Sejarah liburan yang berusia lebih dari seribu tahun ini sangat menarik.

Di satu sisi, di zaman kuno, pada hari pertama bulan ketiga (hari ular, maka nama kedua hari libur tersebut - joshi no sekku, hari libur hari pertama ular), mereka melakukan a ritual magis menghilangkan penyakit dan kesialan hina-okuri: mereka membuat boneka kertas nagashi bina (“boneka yang diturunkan ke sungai”), kemudian mereka melakukan ritual memindahkan kejahatan, kesialan ke boneka tersebut, untuk itu mereka menggosoknya. pada tubuh anak tersebut dan membuang boneka tersebut ke air mengalir atau membakarnya agar segala penyakit hilang bersama boneka tersebut. Sebaliknya, pada akhir abad ke-8 di Jepang, permainan anak-anak hina-asobi (bermain tata graha dengan boneka kertas) sedang populer. Anak-anak bermain dengan 2 buah boneka kecil yang melambangkan laki-laki dan perempuan. Permainan itu dikaitkan dengan keajaiban pernikahan, dan boneka-boneka itu menggambarkan pengantin.

Permainan boneka dan upacara keagamaan berangsur-angsur menyatu, hina ningyo mulai terbentuk, dan pada pertengahan abad ke-14, penampilan hina ningyo sebagian besar sudah selesai. Hingga saat ini, di banyak daerah, mulai dari Prefektur Tottori, terdapat kebiasaan melempar boneka ke sungai atau sungai kecil.

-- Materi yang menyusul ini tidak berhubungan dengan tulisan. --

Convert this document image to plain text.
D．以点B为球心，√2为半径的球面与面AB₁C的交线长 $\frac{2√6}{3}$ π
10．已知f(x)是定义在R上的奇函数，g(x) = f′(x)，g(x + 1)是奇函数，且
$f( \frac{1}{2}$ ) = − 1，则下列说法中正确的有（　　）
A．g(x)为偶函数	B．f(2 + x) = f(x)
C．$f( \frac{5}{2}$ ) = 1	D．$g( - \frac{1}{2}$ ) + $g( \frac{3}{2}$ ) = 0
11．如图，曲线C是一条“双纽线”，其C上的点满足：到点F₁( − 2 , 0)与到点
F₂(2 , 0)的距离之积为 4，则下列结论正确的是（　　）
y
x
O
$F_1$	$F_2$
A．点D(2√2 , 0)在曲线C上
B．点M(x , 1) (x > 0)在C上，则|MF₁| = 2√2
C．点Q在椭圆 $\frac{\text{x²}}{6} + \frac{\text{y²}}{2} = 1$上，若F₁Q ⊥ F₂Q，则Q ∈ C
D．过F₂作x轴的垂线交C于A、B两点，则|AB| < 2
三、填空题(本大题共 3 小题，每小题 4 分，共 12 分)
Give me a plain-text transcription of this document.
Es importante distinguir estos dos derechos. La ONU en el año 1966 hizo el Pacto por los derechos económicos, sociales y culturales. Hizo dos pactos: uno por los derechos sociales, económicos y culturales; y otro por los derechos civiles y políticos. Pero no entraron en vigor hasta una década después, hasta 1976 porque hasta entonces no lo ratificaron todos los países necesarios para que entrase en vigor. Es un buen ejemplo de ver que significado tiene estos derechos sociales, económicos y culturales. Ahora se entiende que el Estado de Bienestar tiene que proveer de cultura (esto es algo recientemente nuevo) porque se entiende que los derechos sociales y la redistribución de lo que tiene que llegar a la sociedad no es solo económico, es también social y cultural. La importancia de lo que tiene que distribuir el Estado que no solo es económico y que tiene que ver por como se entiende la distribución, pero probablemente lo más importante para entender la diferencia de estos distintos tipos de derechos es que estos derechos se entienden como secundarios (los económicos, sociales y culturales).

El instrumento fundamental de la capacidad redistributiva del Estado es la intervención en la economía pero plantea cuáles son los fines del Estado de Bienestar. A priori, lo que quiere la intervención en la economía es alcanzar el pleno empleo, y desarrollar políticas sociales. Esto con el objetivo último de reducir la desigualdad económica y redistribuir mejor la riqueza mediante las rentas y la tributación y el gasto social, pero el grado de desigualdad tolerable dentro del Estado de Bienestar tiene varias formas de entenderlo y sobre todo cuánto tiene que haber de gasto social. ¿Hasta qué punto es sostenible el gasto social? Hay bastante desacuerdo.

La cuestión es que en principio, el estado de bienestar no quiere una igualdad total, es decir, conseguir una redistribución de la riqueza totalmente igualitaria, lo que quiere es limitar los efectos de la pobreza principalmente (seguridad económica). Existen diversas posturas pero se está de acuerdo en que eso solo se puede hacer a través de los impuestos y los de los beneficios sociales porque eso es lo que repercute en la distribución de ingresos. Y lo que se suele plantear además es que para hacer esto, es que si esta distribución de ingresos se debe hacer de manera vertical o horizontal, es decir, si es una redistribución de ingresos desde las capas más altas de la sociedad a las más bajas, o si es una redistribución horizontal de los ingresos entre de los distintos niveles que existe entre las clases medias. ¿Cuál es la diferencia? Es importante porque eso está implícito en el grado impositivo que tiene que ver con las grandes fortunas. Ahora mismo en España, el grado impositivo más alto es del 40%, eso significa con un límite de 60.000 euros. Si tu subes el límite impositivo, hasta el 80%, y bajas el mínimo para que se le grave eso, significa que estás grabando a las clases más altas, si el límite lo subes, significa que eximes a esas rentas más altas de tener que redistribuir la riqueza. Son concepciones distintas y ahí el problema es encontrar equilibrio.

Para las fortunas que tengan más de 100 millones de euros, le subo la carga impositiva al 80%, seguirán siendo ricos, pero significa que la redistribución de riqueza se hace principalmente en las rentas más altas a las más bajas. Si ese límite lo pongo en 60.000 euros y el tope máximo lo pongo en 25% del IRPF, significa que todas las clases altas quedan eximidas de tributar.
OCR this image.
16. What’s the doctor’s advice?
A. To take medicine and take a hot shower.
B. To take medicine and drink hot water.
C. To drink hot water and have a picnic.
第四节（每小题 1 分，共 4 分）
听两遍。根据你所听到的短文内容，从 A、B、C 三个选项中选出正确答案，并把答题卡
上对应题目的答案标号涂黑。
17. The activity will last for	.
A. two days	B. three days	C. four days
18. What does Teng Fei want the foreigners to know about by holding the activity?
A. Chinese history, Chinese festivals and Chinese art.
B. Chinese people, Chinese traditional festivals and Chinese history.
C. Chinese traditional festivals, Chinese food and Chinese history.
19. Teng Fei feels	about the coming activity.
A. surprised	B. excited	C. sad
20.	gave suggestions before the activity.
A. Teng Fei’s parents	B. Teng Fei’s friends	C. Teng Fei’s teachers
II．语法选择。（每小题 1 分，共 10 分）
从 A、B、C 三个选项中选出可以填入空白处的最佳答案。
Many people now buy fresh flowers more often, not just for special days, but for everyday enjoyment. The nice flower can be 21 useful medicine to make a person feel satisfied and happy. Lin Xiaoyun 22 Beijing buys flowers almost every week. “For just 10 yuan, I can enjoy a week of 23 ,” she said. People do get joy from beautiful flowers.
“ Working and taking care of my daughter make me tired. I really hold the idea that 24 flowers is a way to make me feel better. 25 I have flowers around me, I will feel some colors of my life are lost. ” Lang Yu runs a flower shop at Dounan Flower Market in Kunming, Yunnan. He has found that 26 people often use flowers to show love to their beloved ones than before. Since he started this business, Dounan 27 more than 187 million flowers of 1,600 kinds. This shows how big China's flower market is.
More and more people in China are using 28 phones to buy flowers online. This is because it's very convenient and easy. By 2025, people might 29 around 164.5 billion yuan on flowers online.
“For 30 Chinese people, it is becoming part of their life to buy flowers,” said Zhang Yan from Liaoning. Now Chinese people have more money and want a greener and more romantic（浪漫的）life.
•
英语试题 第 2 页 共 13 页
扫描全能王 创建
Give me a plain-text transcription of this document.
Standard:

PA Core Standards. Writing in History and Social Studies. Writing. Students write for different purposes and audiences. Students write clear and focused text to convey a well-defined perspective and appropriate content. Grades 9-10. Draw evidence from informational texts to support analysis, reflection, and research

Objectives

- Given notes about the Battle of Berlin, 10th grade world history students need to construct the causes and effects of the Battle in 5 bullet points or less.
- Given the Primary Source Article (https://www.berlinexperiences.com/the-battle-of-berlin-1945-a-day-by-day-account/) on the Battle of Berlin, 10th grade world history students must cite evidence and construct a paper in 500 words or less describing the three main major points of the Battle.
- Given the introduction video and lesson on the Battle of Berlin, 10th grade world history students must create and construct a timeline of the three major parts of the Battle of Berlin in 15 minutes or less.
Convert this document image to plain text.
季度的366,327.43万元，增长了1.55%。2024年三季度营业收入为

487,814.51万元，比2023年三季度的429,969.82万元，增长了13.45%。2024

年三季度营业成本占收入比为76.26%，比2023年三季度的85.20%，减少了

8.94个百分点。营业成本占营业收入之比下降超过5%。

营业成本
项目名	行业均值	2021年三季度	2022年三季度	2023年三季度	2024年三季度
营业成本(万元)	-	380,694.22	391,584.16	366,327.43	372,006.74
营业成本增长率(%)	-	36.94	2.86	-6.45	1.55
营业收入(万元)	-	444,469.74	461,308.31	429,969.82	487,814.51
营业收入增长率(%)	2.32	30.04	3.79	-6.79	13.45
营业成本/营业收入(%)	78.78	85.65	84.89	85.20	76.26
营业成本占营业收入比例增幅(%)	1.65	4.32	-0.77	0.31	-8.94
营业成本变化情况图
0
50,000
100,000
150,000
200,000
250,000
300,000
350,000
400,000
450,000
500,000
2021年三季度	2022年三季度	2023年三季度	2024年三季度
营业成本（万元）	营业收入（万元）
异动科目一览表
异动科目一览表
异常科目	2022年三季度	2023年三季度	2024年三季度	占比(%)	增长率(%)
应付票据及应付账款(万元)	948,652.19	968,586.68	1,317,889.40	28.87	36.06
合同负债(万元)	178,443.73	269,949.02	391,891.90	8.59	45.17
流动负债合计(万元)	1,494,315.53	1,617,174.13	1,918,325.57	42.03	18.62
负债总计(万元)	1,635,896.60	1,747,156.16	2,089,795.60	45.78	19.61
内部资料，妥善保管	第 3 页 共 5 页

Seni membuat dan menghormati boneka hias telah dikenal sejak zaman Heian. Sei Shyonagon, dalam Catatannya di Kepala Tempat Tidur, mengatakan bahwa seorang wanita "membuat beberapa boneka cantik seperti halaman istana sebagai hadiah kepada kaisar. Tingginya lima inci, mereka mengenakan pakaian upacara, rambut mereka dibelah tengah dan dikeriting. ikal di pelipis Setelah menuliskan namanya di setiap boneka, dia menyerahkannya kepada kaisar."

Nama hina ningyo muncul pada zaman Edo (1603-1867), dan menjadi Festival Boneka nasional sejak kuartal kedua abad ke-18. Diyakini bahwa popularitasnya sebagian besar berasal dari Shogun ke-8 dari dinasti Tokugawa - Yoshimune (1677-1751), yang memiliki banyak putri. Pada saat yang sama, ditambahkan kebiasaan untuk mengadakan pameran boneka berpakaian mewah yang menggambarkan kehidupan istana kekaisaran pada hari ini di rumah-rumah yang terdapat anak perempuan. Set istana kekaisaran modern hina ningyo disusun pada akhir zaman Edo dan termasuk boneka dari Kyoto dan Edo. Awalnya, hari raya ini hanya dirayakan di kalangan istana dan kalangan militer, namun segera menjadi sangat populer di kalangan masyarakat awam.